I had lost my interest in the brand. I still loved my Xbox, but I just wasn't feeling the love for Microsoft anymore. Once I started college, my roommate introduced me to the wonders of Steam. I jumped on the Steam boat during 2012's winter sale and loaded up my digital library. I played this way for about 5 or 6 months. This puts me at May 2013. I'm home for the summer from college. I'm not at school where playing on Steam was my safe haven from the stresses of life, and I don't feel comfortable with my Xbox any longer. May and June were a dry spell of gaming. The only way I knew what was happening in the gaming world was my due to my subscription to GameInformer magazine. At the beginning of July, I made a realization. There was still a system I had yet to conquer.

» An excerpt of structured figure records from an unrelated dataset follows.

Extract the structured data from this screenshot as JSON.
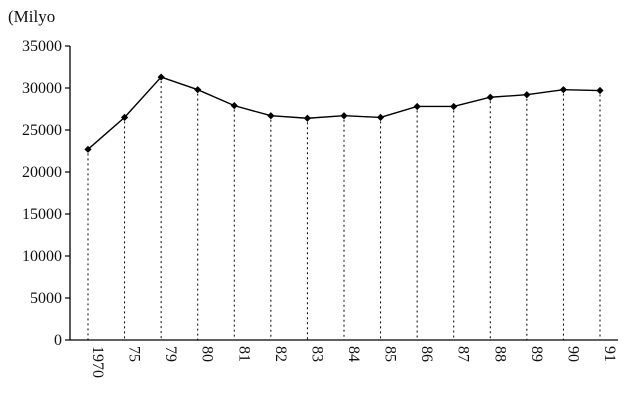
{
  "chart_data": {
    "type": "line",
    "title": "",
    "ylabel": "(Milyo",
    "xlabel": "",
    "categories": [
      "1970",
      "75",
      "79",
      "80",
      "81",
      "82",
      "83",
      "84",
      "85",
      "86",
      "87",
      "88",
      "89",
      "90",
      "91"
    ],
    "series": [
      {
        "values": [
          22700,
          26500,
          31300,
          29800,
          27900,
          26700,
          26400,
          26700,
          26500,
          27800,
          27800,
          28900,
          29200,
          29800,
          29700
        ]
      }
    ],
    "ylim": [
      0,
      35000
    ],
    "yticks": [
      0,
      5000,
      10000,
      15000,
      20000,
      25000,
      30000,
      35000
    ],
    "grid": "dotted vertical drop lines from each point",
    "line_color": "#000000",
    "marker": "diamond"
  }
}
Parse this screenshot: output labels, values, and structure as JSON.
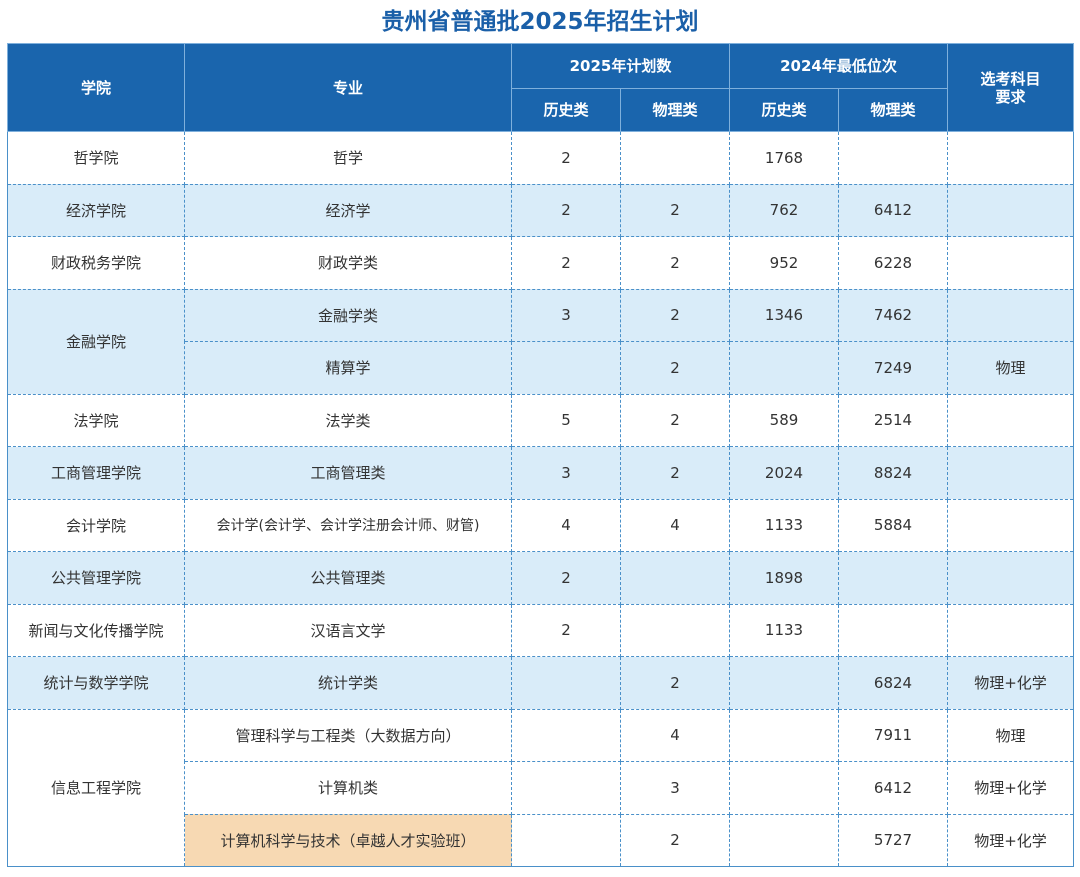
{
  "title": "贵州省普通批2025年招生计划",
  "header": {
    "college": "学院",
    "major": "专业",
    "plan_group": "2025年计划数",
    "rank_group": "2024年最低位次",
    "plan_history": "历史类",
    "plan_physics": "物理类",
    "rank_history": "历史类",
    "rank_physics": "物理类",
    "subject_req": "选考科目\n要求"
  },
  "rows": [
    {
      "college": "哲学院",
      "major": "哲学",
      "plan_h": "2",
      "plan_p": "",
      "rank_h": "1768",
      "rank_p": "",
      "req": ""
    },
    {
      "college": "经济学院",
      "major": "经济学",
      "plan_h": "2",
      "plan_p": "2",
      "rank_h": "762",
      "rank_p": "6412",
      "req": ""
    },
    {
      "college": "财政税务学院",
      "major": "财政学类",
      "plan_h": "2",
      "plan_p": "2",
      "rank_h": "952",
      "rank_p": "6228",
      "req": ""
    },
    {
      "college": "金融学院",
      "major": "金融学类",
      "plan_h": "3",
      "plan_p": "2",
      "rank_h": "1346",
      "rank_p": "7462",
      "req": ""
    },
    {
      "college": "",
      "major": "精算学",
      "plan_h": "",
      "plan_p": "2",
      "rank_h": "",
      "rank_p": "7249",
      "req": "物理"
    },
    {
      "college": "法学院",
      "major": "法学类",
      "plan_h": "5",
      "plan_p": "2",
      "rank_h": "589",
      "rank_p": "2514",
      "req": ""
    },
    {
      "college": "工商管理学院",
      "major": "工商管理类",
      "plan_h": "3",
      "plan_p": "2",
      "rank_h": "2024",
      "rank_p": "8824",
      "req": ""
    },
    {
      "college": "会计学院",
      "major": "会计学(会计学、会计学注册会计师、财管)",
      "plan_h": "4",
      "plan_p": "4",
      "rank_h": "1133",
      "rank_p": "5884",
      "req": ""
    },
    {
      "college": "公共管理学院",
      "major": "公共管理类",
      "plan_h": "2",
      "plan_p": "",
      "rank_h": "1898",
      "rank_p": "",
      "req": ""
    },
    {
      "college": "新闻与文化传播学院",
      "major": "汉语言文学",
      "plan_h": "2",
      "plan_p": "",
      "rank_h": "1133",
      "rank_p": "",
      "req": ""
    },
    {
      "college": "统计与数学学院",
      "major": "统计学类",
      "plan_h": "",
      "plan_p": "2",
      "rank_h": "",
      "rank_p": "6824",
      "req": "物理+化学"
    },
    {
      "college": "信息工程学院",
      "major": "管理科学与工程类（大数据方向）",
      "plan_h": "",
      "plan_p": "4",
      "rank_h": "",
      "rank_p": "7911",
      "req": "物理"
    },
    {
      "college": "",
      "major": "计算机类",
      "plan_h": "",
      "plan_p": "3",
      "rank_h": "",
      "rank_p": "6412",
      "req": "物理+化学"
    },
    {
      "college": "",
      "major": "计算机科学与技术（卓越人才实验班）",
      "plan_h": "",
      "plan_p": "2",
      "rank_h": "",
      "rank_p": "5727",
      "req": "物理+化学"
    }
  ]
}
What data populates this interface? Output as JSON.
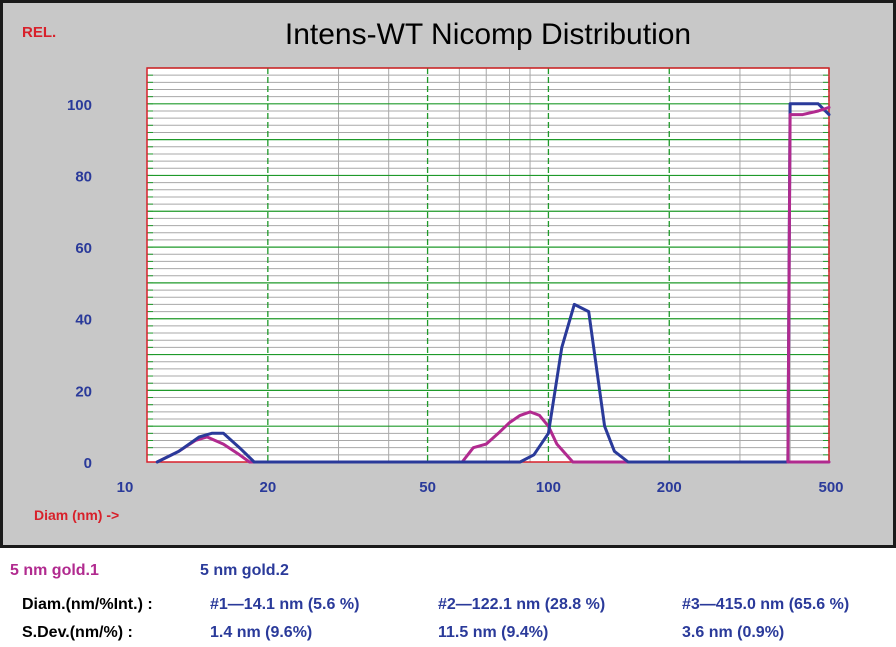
{
  "header": {
    "rel_label": "REL.",
    "title": "Intens-WT Nicomp Distribution"
  },
  "xaxis": {
    "label": "Diam (nm) ->"
  },
  "legend": {
    "series1": "5 nm gold.1",
    "series2": "5 nm gold.2"
  },
  "stats": {
    "diam_label": "Diam.(nm/%Int.) :",
    "sdev_label": "S.Dev.(nm/%) :",
    "diam": [
      "#1—14.1 nm (5.6 %)",
      "#2—122.1 nm (28.8 %)",
      "#3—415.0 nm (65.6 %)"
    ],
    "sdev": [
      "1.4 nm (9.6%)",
      "11.5 nm (9.4%)",
      "3.6 nm (0.9%)"
    ]
  },
  "colors": {
    "series1": "#b12a8f",
    "series2": "#2a3a9a",
    "grid_major": "#1f9a2a",
    "grid_minor": "#a8a8a8",
    "frame_red": "#d8202a",
    "tick_blue": "#2a3a9a"
  },
  "chart_data": {
    "type": "line",
    "title": "Intens-WT Nicomp Distribution",
    "xlabel": "Diam (nm) ->",
    "ylabel": "REL.",
    "x_scale": "log",
    "xlim": [
      10,
      500
    ],
    "ylim": [
      0,
      110
    ],
    "x_ticks": [
      10,
      20,
      50,
      100,
      200,
      500
    ],
    "y_ticks": [
      0,
      20,
      40,
      60,
      80,
      100
    ],
    "grid": true,
    "series": [
      {
        "name": "5 nm gold.1",
        "color": "#b12a8f",
        "x": [
          10.6,
          12.0,
          13.2,
          14.1,
          15.5,
          17.0,
          18.0,
          61,
          65,
          70,
          75,
          80,
          85,
          90,
          95,
          100,
          105,
          115,
          500
        ],
        "y": [
          0,
          3,
          6,
          7,
          5,
          2,
          0,
          0,
          4,
          5,
          8,
          11,
          13,
          14,
          13,
          10,
          5,
          0,
          0
        ]
      },
      {
        "name": "5 nm gold.2",
        "color": "#2a3a9a",
        "x": [
          10.6,
          12.0,
          13.5,
          14.5,
          15.5,
          17.0,
          18.5,
          85,
          92,
          100,
          108,
          116,
          126,
          138,
          146,
          158,
          360,
          380,
          395,
          400,
          410,
          440,
          470,
          500
        ],
        "y": [
          0,
          3,
          7,
          8,
          8,
          4,
          0,
          0,
          2,
          8,
          32,
          44,
          42,
          10,
          3,
          0,
          0,
          0,
          0,
          100,
          100,
          100,
          100,
          97
        ],
        "y_note": ""
      },
      {
        "name": "5 nm gold.1",
        "color": "#b12a8f",
        "x": [
          395,
          400,
          430,
          470,
          500
        ],
        "y": [
          0,
          97,
          97,
          98,
          99
        ]
      }
    ]
  }
}
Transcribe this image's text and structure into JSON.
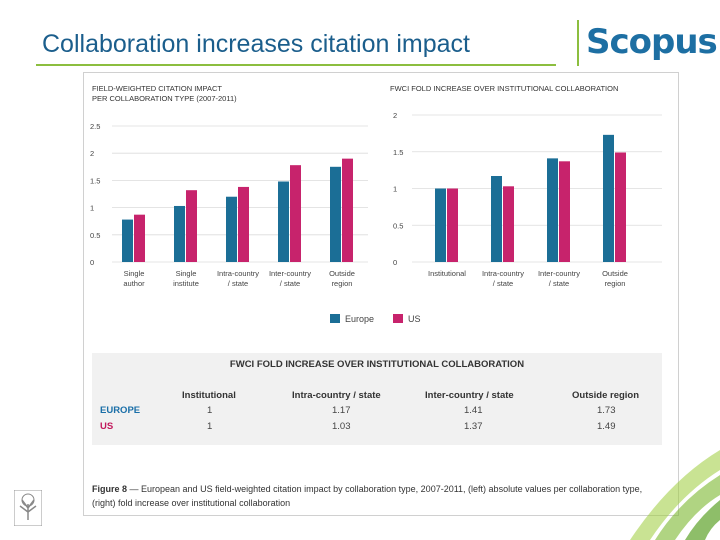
{
  "slide": {
    "title": "Collaboration increases citation impact",
    "logo_text": "Scopus",
    "accent_color": "#8cbe3f",
    "brand_color": "#1d6fa3"
  },
  "colors": {
    "europe": "#1b6e96",
    "us": "#c7236c"
  },
  "chart_data": [
    {
      "type": "bar",
      "title_lines": [
        "FIELD-WEIGHTED CITATION IMPACT",
        "PER COLLABORATION TYPE (2007-2011)"
      ],
      "categories": [
        [
          "Single",
          "author"
        ],
        [
          "Single",
          "institute"
        ],
        [
          "Intra-country",
          "/ state"
        ],
        [
          "Inter-country",
          "/ state"
        ],
        [
          "Outside",
          "region"
        ]
      ],
      "series": [
        {
          "name": "Europe",
          "values": [
            0.78,
            1.03,
            1.2,
            1.48,
            1.75
          ]
        },
        {
          "name": "US",
          "values": [
            0.87,
            1.32,
            1.38,
            1.78,
            1.9
          ]
        }
      ],
      "yticks": [
        "0",
        "0.5",
        "1",
        "1.5",
        "2",
        "2.5"
      ],
      "ylim": [
        0,
        2.5
      ]
    },
    {
      "type": "bar",
      "title_lines": [
        "FWCI FOLD INCREASE OVER INSTITUTIONAL COLLABORATION"
      ],
      "categories": [
        [
          "Institutional"
        ],
        [
          "Intra-country",
          "/ state"
        ],
        [
          "Inter-country",
          "/ state"
        ],
        [
          "Outside",
          "region"
        ]
      ],
      "series": [
        {
          "name": "Europe",
          "values": [
            1,
            1.17,
            1.41,
            1.73
          ]
        },
        {
          "name": "US",
          "values": [
            1,
            1.03,
            1.37,
            1.49
          ]
        }
      ],
      "yticks": [
        "0",
        "0.5",
        "1",
        "1.5",
        "2"
      ],
      "ylim": [
        0,
        2
      ]
    }
  ],
  "legend": {
    "europe": "Europe",
    "us": "US"
  },
  "table": {
    "title": "FWCI FOLD INCREASE OVER INSTITUTIONAL COLLABORATION",
    "headers": [
      "Institutional",
      "Intra-country / state",
      "Inter-country / state",
      "Outside region"
    ],
    "rows": [
      {
        "label": "EUROPE",
        "values": [
          "1",
          "1.17",
          "1.41",
          "1.73"
        ]
      },
      {
        "label": "US",
        "values": [
          "1",
          "1.03",
          "1.37",
          "1.49"
        ]
      }
    ]
  },
  "caption": {
    "figure": "Figure 8",
    "text": " — European and US field-weighted citation impact by collaboration type, 2007-2011, (left) absolute values per collaboration type, (right) fold increase over institutional collaboration"
  }
}
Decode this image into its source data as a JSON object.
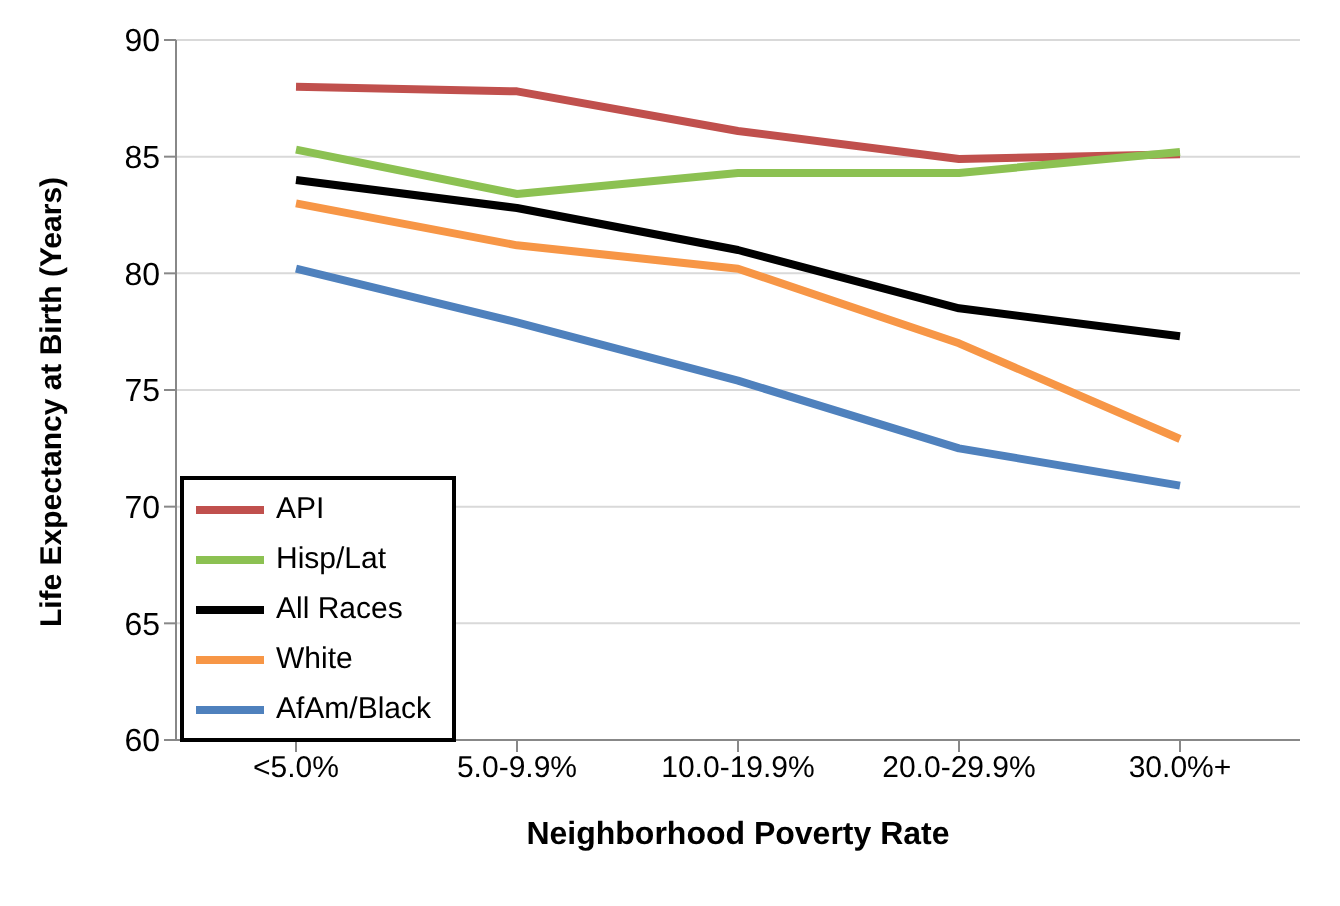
{
  "chart_data": {
    "type": "line",
    "xlabel": "Neighborhood Poverty Rate",
    "ylabel": "Life Expectancy at Birth (Years)",
    "categories": [
      "<5.0%",
      "5.0-9.9%",
      "10.0-19.9%",
      "20.0-29.9%",
      "30.0%+"
    ],
    "series": [
      {
        "name": "API",
        "color": "#c0504d",
        "values": [
          88.0,
          87.8,
          86.1,
          84.9,
          85.1
        ]
      },
      {
        "name": "Hisp/Lat",
        "color": "#8cc152",
        "values": [
          85.3,
          83.4,
          84.3,
          84.3,
          85.2
        ]
      },
      {
        "name": "All Races",
        "color": "#000000",
        "values": [
          84.0,
          82.8,
          81.0,
          78.5,
          77.3
        ]
      },
      {
        "name": "White",
        "color": "#f79646",
        "values": [
          83.0,
          81.2,
          80.2,
          77.0,
          72.9
        ]
      },
      {
        "name": "AfAm/Black",
        "color": "#4f81bd",
        "values": [
          80.2,
          77.9,
          75.4,
          72.5,
          70.9
        ]
      }
    ],
    "ylim": [
      60,
      90
    ],
    "yticks": [
      60,
      65,
      70,
      75,
      80,
      85,
      90
    ],
    "grid": "y",
    "legend": "bottom left",
    "marker": "none",
    "line_style": "solid"
  }
}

The PlayStation 3 had never really crossed my mind until this time. I spent days researching the system exclusives, and the benefits the system has over the others. During this time, I realized something. I realized that I missed my old games. Even though they were gathering dust in my drawers, I never had the urge to pull them out. Not until I got my PS3. In my PS3 library are many HD Collections of my favorite nostalgic gaming series. I urge to play through them, reliving my fondest PS2 memories. I'm back on the Sony bench.
Looking back, I don't regret leaving Sony in the first place. I had amazing experiences with my other systems. Even now, I'll play some Brawl, or Alan Wake, or Counter Strike. I feel like the past several years have made me a much better rounded gamer. I've had the best of all the gaming worlds, from casual to hardcore, single player and multiplayer. Now that the new systems are coming out, I'm torn between the Xbox One, PS4, and even the low-selling Wii U. I'm sure in due time, all of these systems will pass through my hands, but it's still hard to decide which one to jump into first. But for now, I'm just happy being back with a company that continually captures the wonder of my childhood gaming experience. And for that, Sony I thank you.